Natuurlijk zouden sceptici kunnen aanvoeren dat alleen kijken naar opkomende markten in relatie tot democratische risico's ontoereikend kan zijn in het licht van de gebeurtenissen van 6 januari 2001 in Washington en de daaropvolgende rechtszaken.

Bovendien is het mogelijk dat een analyse van rendementen uit het verleden de seismische geopolitieke veranderingen van het decennium tot nu toe niet volledig weergeeft - waarbij de echte risico's voor portefeuilles onderschat worden na 30 jaar van relatieve stabiliteit.

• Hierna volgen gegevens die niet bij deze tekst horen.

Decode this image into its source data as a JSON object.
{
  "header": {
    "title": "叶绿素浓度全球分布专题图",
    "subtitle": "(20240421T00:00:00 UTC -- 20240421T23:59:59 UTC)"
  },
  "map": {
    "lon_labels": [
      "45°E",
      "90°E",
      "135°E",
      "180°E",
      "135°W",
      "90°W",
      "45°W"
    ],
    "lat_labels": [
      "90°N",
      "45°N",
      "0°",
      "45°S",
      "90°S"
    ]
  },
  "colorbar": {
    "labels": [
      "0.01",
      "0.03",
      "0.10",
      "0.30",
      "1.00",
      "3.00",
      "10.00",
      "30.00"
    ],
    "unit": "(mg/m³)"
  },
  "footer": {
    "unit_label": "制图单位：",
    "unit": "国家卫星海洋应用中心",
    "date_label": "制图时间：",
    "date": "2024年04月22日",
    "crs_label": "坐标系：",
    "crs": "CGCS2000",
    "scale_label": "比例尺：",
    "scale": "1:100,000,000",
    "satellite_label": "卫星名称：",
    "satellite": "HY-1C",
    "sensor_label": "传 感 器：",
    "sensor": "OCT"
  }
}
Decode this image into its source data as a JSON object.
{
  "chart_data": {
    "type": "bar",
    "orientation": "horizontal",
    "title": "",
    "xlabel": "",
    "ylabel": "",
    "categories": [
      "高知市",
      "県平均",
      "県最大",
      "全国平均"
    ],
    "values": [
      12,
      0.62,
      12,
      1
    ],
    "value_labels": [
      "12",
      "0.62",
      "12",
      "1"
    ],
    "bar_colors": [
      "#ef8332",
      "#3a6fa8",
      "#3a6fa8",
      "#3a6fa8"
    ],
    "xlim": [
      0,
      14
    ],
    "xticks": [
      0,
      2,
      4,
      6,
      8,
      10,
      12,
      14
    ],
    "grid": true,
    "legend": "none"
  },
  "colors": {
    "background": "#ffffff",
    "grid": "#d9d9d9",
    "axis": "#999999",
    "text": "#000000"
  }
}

"De uitdaging voor fondsbeheerders vandaag de dag is dat ze een instinct hebben voor geopolitieke risico's terwijl ze die in de meeste gevallen niet echt hebben ervaren," schreef Saker Nusseibeh, chief executive bij Federated Hermes, vorige week in een opiniestuk in de Financial Times.

"Aandacht hebben voor deze geopolitieke risico's kan het cruciale verschil zijn tussen het veiligstellen van uw rendement of eindigen met niets." De hier geuite meningen zijn die van de auteur, een columnist voor Reuters.